NMR studies can provide unique information about protein conformations in solution. In CASP14, three reference structures provided by solution NMR methods were available (T1027, T1029, and T1055), as well as a fourth data set of NMR-derived contacts for an integral membrane protein (T1088). For the three targets with NMR-based structures, the best prediction results ranged from very good (GDT_TS = 0.90, for T1055) to poor (GDT_TS = 0.47, for T1029). We explored the basis of these results by comparing all CASP14 prediction models against experimental NMR data. For T1027, NMR data reveal extensive internal dynamics, presenting a unique challenge for protein structure prediction methods. The analysis of T1029 motivated exploration of a novel method of "inverse structure determination," in which an AlphaFold2 model was used to guide NMR data analysis. NMR data provided to CASP predictor groups for target T1088, a 238-residue integral membrane porin, was also used to assess several NMR-assisted prediction methods. Most groups involved in this exercise generated similar beta-barrel models, with good agreement with the experimental data.
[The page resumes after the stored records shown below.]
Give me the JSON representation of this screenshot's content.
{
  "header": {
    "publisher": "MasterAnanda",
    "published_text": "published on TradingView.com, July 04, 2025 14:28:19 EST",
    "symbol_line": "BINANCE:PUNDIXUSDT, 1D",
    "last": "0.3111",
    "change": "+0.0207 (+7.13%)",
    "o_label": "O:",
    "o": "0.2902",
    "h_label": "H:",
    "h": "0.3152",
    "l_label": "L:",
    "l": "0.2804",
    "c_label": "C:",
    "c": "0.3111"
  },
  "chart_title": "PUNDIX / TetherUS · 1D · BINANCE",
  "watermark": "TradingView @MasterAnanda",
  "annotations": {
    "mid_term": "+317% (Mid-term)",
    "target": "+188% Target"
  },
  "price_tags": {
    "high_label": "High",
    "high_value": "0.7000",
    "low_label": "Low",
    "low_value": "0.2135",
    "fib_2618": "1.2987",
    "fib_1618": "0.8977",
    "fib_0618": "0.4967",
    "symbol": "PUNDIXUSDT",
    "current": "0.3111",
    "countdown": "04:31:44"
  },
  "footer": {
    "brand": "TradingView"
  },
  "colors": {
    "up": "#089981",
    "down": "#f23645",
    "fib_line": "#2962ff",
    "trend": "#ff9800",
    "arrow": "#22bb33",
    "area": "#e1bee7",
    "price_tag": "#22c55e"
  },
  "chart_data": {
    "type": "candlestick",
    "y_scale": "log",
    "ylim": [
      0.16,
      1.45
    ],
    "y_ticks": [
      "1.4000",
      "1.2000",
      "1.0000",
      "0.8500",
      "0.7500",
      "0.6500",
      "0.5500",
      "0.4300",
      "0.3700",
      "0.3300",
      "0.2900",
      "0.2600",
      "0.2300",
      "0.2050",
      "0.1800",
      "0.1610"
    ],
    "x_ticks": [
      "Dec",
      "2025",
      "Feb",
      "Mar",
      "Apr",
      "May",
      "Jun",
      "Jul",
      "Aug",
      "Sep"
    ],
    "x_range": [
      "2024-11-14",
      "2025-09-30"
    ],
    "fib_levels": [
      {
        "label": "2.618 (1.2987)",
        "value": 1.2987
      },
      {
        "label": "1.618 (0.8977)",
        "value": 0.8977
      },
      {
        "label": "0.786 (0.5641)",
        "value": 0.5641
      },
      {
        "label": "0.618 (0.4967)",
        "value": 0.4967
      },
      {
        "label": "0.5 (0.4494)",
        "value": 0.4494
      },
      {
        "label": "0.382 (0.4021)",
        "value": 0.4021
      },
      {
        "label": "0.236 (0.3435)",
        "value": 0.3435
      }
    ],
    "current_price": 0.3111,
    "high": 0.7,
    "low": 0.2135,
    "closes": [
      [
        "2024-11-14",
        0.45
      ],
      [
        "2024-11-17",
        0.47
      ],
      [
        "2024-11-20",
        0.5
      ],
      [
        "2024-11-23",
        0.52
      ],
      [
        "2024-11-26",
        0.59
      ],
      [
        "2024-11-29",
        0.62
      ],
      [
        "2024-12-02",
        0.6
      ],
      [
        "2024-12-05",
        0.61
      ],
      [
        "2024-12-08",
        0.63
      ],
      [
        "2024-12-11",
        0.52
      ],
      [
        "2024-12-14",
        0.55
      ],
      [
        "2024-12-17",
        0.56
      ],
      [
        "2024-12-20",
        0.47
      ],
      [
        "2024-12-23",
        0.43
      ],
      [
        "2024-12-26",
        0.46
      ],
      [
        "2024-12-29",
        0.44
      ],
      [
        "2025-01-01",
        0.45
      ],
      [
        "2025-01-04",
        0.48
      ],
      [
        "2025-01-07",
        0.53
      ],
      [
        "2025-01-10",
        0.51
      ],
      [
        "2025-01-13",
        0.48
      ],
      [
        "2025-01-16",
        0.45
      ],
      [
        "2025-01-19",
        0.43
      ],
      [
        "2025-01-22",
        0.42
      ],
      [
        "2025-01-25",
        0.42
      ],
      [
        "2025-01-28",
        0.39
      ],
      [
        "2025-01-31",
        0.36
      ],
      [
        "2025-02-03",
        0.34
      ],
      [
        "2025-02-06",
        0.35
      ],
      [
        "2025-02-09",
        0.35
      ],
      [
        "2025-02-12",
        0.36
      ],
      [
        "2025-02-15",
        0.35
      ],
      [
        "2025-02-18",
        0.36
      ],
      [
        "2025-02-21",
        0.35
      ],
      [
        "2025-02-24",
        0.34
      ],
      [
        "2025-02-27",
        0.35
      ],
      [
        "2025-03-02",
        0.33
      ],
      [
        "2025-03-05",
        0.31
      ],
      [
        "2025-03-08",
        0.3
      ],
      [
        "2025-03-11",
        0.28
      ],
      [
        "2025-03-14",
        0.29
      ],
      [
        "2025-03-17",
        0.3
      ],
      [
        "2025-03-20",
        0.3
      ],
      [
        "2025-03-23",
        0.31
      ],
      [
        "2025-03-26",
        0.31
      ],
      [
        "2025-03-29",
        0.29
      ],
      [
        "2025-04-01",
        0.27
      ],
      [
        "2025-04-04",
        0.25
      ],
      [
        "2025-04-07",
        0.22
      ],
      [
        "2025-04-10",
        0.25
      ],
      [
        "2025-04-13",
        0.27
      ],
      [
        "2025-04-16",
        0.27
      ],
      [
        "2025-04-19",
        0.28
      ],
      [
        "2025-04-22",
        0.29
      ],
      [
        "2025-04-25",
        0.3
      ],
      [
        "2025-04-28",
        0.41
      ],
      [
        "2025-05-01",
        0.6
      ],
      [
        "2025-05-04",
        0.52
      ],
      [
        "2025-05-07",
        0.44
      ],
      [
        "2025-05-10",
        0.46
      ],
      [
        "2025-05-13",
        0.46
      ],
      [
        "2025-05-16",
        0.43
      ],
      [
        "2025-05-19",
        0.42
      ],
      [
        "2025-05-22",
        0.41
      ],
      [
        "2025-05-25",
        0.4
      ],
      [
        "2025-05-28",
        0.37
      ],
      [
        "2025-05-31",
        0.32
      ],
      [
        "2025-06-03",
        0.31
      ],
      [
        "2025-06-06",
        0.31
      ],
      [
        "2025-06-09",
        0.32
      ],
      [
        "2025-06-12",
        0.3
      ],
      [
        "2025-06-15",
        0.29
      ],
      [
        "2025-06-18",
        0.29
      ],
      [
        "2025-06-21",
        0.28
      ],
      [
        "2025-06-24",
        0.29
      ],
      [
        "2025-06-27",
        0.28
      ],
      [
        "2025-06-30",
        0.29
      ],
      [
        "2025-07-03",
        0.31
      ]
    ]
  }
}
However, as was also observed in CASP13, some pure prediction groups that did not use any NMR data generated models for T1088 that better fit the NMR data than the models generated using these experimental data. These results demonstrate the remarkable power of modern methods to predict structures of proteins with accuracies rivaling solution NMR structures, and that it is now possible to reliably use prediction models to guide and complement experimental NMR data analysis.
NMR 研究可以提供有关溶液中蛋白质构象的独特信息。在 CASP14 中,有三种基于溶液 NMR 方法的参考结构(T1027、T1029 和 T1055),以及一种用于完整膜蛋白的 NMR 衍生接触的第四组数据集(T1088)。对于具有基于 NMR 的结构的三个目标,最佳预测结果范围从非常好(GDT_TS = 0.90,适用于 T1055)到差(GDT_TS = 0.47,适用于 T1029)。我们通过将所有 CASP14 预测模型与实验 NMR 数据进行比较,探讨了这些结果的基础。对于 T1027,NMR 数据显示出广泛的内部动力学,这对蛋白质结构预测方法提出了独特的挑战。对 T1029 的分析促使我们探索了一种新的“逆结构确定”方法,其中使用 AlphaFold2 模型来指导 NMR 数据分析。还将提供给 CASP 预测者小组用于目标 T1088(一种 238 个残基的完整膜孔蛋白)的 NMR 数据也用于评估几种基于 NMR 的预测方法。参与此练习的大多数小组都生成了类似的β桶模型,与实验数据吻合良好。然而,正如在 CASP13 中也观察到的那样,一些不使用任何 NMR 数据的纯预测小组生成的 T1088 模型比使用这些实验数据生成的模型更符合 NMR 数据。这些结果表明,现代方法具有预测蛋白质结构的强大能力,可以与溶液 NMR 结构相媲美,并且现在可以使用预测模型来可靠地指导和补充实验 NMR 数据分析。